This project involves creating a custom chatbot using Langchain. The chatbot extracts data from a website, creates embeddings using Langchain's HuggingFaceEmbeddings, and stores the data in a vector store. The chatbot also includes a Flask RESTful API to handle conversations.
- Python
- Langchain
- HuggingFace
- Flask
- React
- ChromaDB (Vector-Store)
- Clone the repository to your local machine.

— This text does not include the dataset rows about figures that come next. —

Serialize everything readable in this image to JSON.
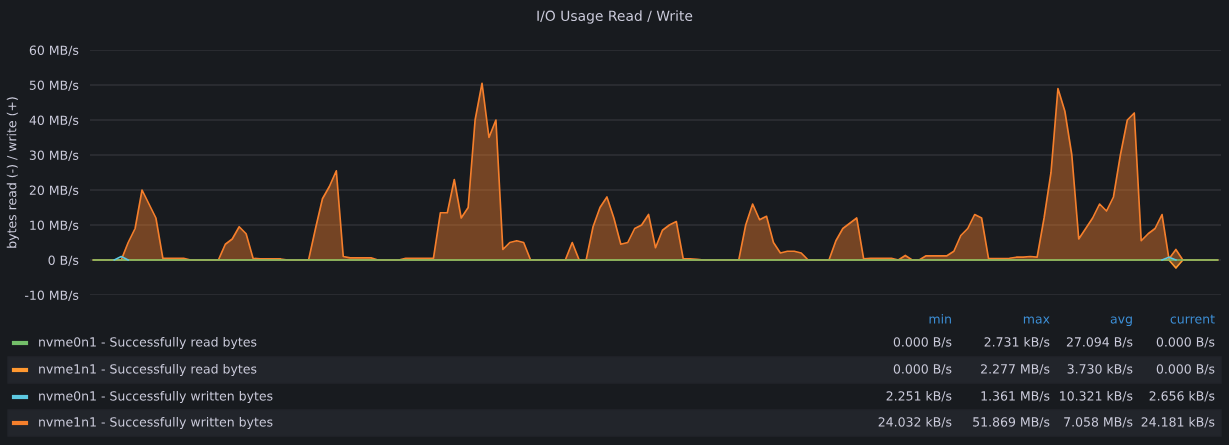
{
  "chart_data": {
    "type": "line",
    "title": "I/O Usage Read / Write",
    "ylabel": "bytes read (-) / write (+)",
    "categories": [
      null,
      null,
      null,
      null,
      null,
      null,
      null,
      null,
      null,
      null,
      null,
      null,
      null,
      null,
      null,
      null,
      null,
      null,
      null,
      null,
      null,
      null,
      null,
      null,
      null,
      null,
      null,
      null,
      null,
      null,
      null,
      null,
      null,
      null,
      null,
      null,
      null,
      null,
      null,
      null,
      null,
      null,
      null,
      null,
      null,
      null,
      null,
      null,
      null,
      null,
      null,
      null,
      null,
      null,
      null,
      null,
      null,
      null,
      null,
      null,
      null,
      null,
      null,
      null,
      null,
      null,
      null,
      null,
      null,
      null,
      null,
      null,
      null,
      null,
      null,
      null,
      null,
      null,
      null,
      null,
      null,
      null,
      null,
      null,
      null,
      null,
      null,
      null,
      null,
      null,
      null,
      null,
      null,
      null,
      null,
      null,
      null,
      null,
      null,
      null,
      null,
      null,
      null,
      null,
      null,
      null,
      null,
      null,
      null,
      null,
      null,
      null,
      null,
      null,
      null,
      null,
      null,
      null,
      null,
      null,
      null,
      null,
      null,
      null,
      null,
      null,
      null,
      null,
      null,
      null,
      null,
      null,
      null,
      null,
      null,
      null,
      null,
      null,
      null,
      null,
      null,
      null,
      null,
      null,
      null,
      null,
      null,
      null,
      null,
      null,
      null,
      null,
      null,
      null,
      null,
      null,
      null,
      null,
      null,
      null,
      null,
      null,
      null
    ],
    "series": [
      {
        "name": "nvme0n1 - Successfully read bytes",
        "color": "#73bf69",
        "values": [
          0,
          0,
          0,
          0,
          0,
          0,
          0,
          0,
          0,
          0,
          0,
          0,
          0,
          0,
          0,
          0,
          0,
          0,
          0,
          0,
          0,
          0,
          0,
          0,
          0,
          0,
          0,
          0,
          0,
          0,
          0,
          0,
          0,
          0,
          0,
          0,
          0,
          0,
          0,
          0,
          0,
          0,
          0,
          0,
          0,
          0,
          0,
          0,
          0,
          0,
          0,
          0,
          0,
          0,
          0,
          0,
          0,
          0,
          0,
          0,
          0,
          0,
          0,
          0,
          0,
          0,
          0,
          0,
          0,
          0,
          0,
          0,
          0,
          0,
          0,
          0,
          0,
          0,
          0,
          0,
          0,
          0,
          0,
          0,
          0,
          0,
          0,
          0,
          0,
          0,
          0,
          0,
          0,
          0,
          0,
          0,
          0,
          0,
          0,
          0,
          0,
          0,
          0,
          0,
          0,
          0,
          0,
          0,
          0,
          0,
          0,
          0,
          0,
          0,
          0,
          0,
          0,
          0,
          0,
          0,
          0,
          0,
          0,
          0,
          0,
          0,
          0,
          0,
          0,
          0,
          0,
          0,
          0,
          0,
          0,
          0,
          0,
          0,
          0,
          0,
          0,
          0,
          0,
          0,
          0,
          0,
          0,
          0,
          0,
          0,
          0,
          0,
          0,
          0,
          0,
          0,
          0,
          0,
          0,
          0,
          0,
          0,
          0
        ]
      },
      {
        "name": "nvme1n1 - Successfully read bytes",
        "color": "#ff9830",
        "type": "area",
        "values": [
          0,
          0,
          0,
          0,
          0,
          0,
          0,
          0,
          0,
          0,
          0,
          0,
          0,
          0,
          0,
          0,
          0,
          0,
          0,
          0,
          0,
          0,
          0,
          0,
          0,
          0,
          0,
          0,
          0,
          0,
          0,
          0,
          0,
          0,
          0,
          0,
          0,
          0,
          0,
          0,
          0,
          0,
          0,
          0,
          0,
          0,
          0,
          0,
          0,
          0,
          0,
          0,
          0,
          0,
          0,
          0,
          0,
          0,
          0,
          0,
          0,
          0,
          0,
          0,
          0,
          0,
          0,
          0,
          0,
          0,
          0,
          0,
          0,
          0,
          0,
          0,
          0,
          0,
          0,
          0,
          0,
          0,
          0,
          0,
          0,
          0,
          0,
          0,
          0,
          0,
          0,
          0,
          0,
          0,
          0,
          0,
          0,
          0,
          0,
          0,
          0,
          0,
          0,
          0,
          0,
          0,
          0,
          0,
          0,
          0,
          0,
          0,
          0,
          0,
          0,
          0,
          0,
          0,
          0,
          0,
          0,
          0,
          0,
          0,
          0,
          0,
          0,
          0,
          0,
          0,
          0,
          0,
          0,
          0,
          0,
          0,
          0,
          0,
          0,
          0,
          0,
          0,
          0,
          0,
          0,
          0,
          0,
          0,
          0,
          0,
          0,
          0,
          0,
          0,
          0,
          0,
          -2.3,
          0,
          0,
          0,
          0,
          0,
          0
        ]
      },
      {
        "name": "nvme0n1 - Successfully written bytes",
        "color": "#5cc8e0",
        "values": [
          null,
          null,
          null,
          0,
          1,
          0,
          null,
          null,
          null,
          null,
          null,
          null,
          null,
          null,
          null,
          null,
          null,
          null,
          null,
          null,
          null,
          null,
          null,
          null,
          null,
          null,
          null,
          null,
          null,
          null,
          null,
          null,
          null,
          null,
          null,
          null,
          null,
          null,
          null,
          null,
          null,
          null,
          null,
          null,
          null,
          null,
          null,
          null,
          null,
          null,
          null,
          null,
          null,
          null,
          null,
          null,
          null,
          null,
          null,
          null,
          null,
          null,
          null,
          null,
          null,
          null,
          null,
          null,
          null,
          null,
          null,
          null,
          null,
          null,
          null,
          null,
          null,
          null,
          null,
          null,
          null,
          null,
          null,
          null,
          null,
          null,
          null,
          null,
          null,
          null,
          null,
          null,
          null,
          null,
          null,
          null,
          null,
          null,
          null,
          null,
          null,
          null,
          null,
          null,
          null,
          null,
          null,
          null,
          null,
          null,
          null,
          null,
          null,
          null,
          null,
          null,
          null,
          null,
          null,
          null,
          null,
          null,
          null,
          null,
          null,
          null,
          null,
          null,
          null,
          null,
          null,
          null,
          null,
          null,
          null,
          null,
          null,
          null,
          null,
          null,
          null,
          null,
          null,
          null,
          null,
          null,
          null,
          null,
          null,
          null,
          null,
          null,
          null,
          null,
          0,
          0.8,
          0,
          null,
          null,
          null,
          null,
          null,
          null
        ]
      },
      {
        "name": "nvme1n1 - Successfully written bytes",
        "color": "#f57f2c",
        "type": "area",
        "values": [
          0,
          0,
          0,
          0,
          0,
          5,
          9,
          20,
          16,
          12,
          0.5,
          0.5,
          0.5,
          0.5,
          0,
          0,
          0,
          0,
          0,
          4.5,
          6,
          9.5,
          7.5,
          0.5,
          0.3,
          0.3,
          0.3,
          0.3,
          0,
          0,
          0,
          0,
          9,
          17.5,
          21,
          25.5,
          1,
          0.6,
          0.6,
          0.6,
          0.6,
          0,
          0,
          0,
          0,
          0.5,
          0.5,
          0.5,
          0.5,
          0.5,
          13.5,
          13.5,
          23,
          12,
          15,
          40,
          50.5,
          35,
          40,
          3,
          5,
          5.5,
          5,
          0,
          0,
          0,
          0,
          0,
          0,
          5,
          0,
          0,
          9.5,
          15,
          18,
          12,
          4.5,
          5,
          9,
          10,
          13,
          3.5,
          8.5,
          10,
          11,
          0.3,
          0.3,
          0.2,
          0,
          0,
          0,
          0,
          0,
          0,
          10,
          16,
          11.5,
          12.5,
          5,
          2,
          2.5,
          2.5,
          2,
          0,
          0,
          0,
          0,
          5.5,
          9,
          10.5,
          12,
          0.3,
          0.5,
          0.5,
          0.5,
          0.5,
          0,
          1.3,
          0,
          0,
          1.2,
          1.2,
          1.2,
          1.2,
          2.5,
          7,
          9,
          13,
          12,
          0.4,
          0.4,
          0.4,
          0.5,
          0.8,
          0.8,
          1,
          0.8,
          12,
          25,
          49,
          42.5,
          30,
          6,
          9,
          12,
          16,
          14,
          18,
          30,
          40,
          42,
          5.5,
          7.5,
          9,
          13,
          0.3,
          3,
          0,
          0,
          0,
          0,
          0,
          0
        ]
      }
    ],
    "ylim": [
      -10,
      60
    ],
    "yticks": [
      {
        "value": -10,
        "label": "-10 MB/s"
      },
      {
        "value": 0,
        "label": "0 B/s"
      },
      {
        "value": 10,
        "label": "10 MB/s"
      },
      {
        "value": 20,
        "label": "20 MB/s"
      },
      {
        "value": 30,
        "label": "30 MB/s"
      },
      {
        "value": 40,
        "label": "40 MB/s"
      },
      {
        "value": 50,
        "label": "50 MB/s"
      },
      {
        "value": 60,
        "label": "60 MB/s"
      }
    ],
    "grid": "y",
    "legend": "bottom",
    "annotations": [
      "min",
      "max",
      "avg",
      "current",
      "0.000 B/s",
      "2.731 kB/s",
      "27.094 B/s",
      "0.000 B/s",
      "0.000 B/s",
      "2.277 MB/s",
      "3.730 kB/s",
      "0.000 B/s",
      "2.251 kB/s",
      "1.361 MB/s",
      "10.321 kB/s",
      "2.656 kB/s",
      "24.032 kB/s",
      "51.869 MB/s",
      "7.058 MB/s",
      "24.181 kB/s"
    ]
  }
}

- Navigate to the project directory.
- Install the necessary dependencies using pip:
pip install -r requirements.txt - Run the preprocessing notebook to extract data, create embeddings, and store the data:
preprocessing.ipynb - Start the Flask server:
python app.py - In a new terminal window, navigate to the frontend directory and install the necessary dependencies:
cd bot-frontend npm install - Start the React application:
npm start
The project consists of two main parts: the backend (preprocessing notebook and server script) and the frontend (React application).
The preprocessing.ipynb script handles data extraction, embedding creation, and data storage. It uses the UnstructuredURLLoader from Langchain to load content from the specified URLs. The content is then processed and structured into a list of dictionaries, each representing a course. The HuggingFaceEmbeddings model from Langchain is used to generate embeddings for the course titles and descriptions. These embeddings are then stored in a ChromaDB collection using the Chroma client from Langchain.
The app.py script sets up a Flask RESTful API to handle chat conversations. It uses the HuggingFaceEmbeddings model to convert user messages into embeddings, which are then used to query the ChromaDB collection for relevant courses.
The bot-frontend is a React application that provides a chat interface for the user. It uses Axios to send GET and POST requests to the Flask server. The user's messages and the server's responses are displayed in the chat interface, with auto-scrolling to the latest messages.
Please refer to the comments in the code for more detailed explanations of each part.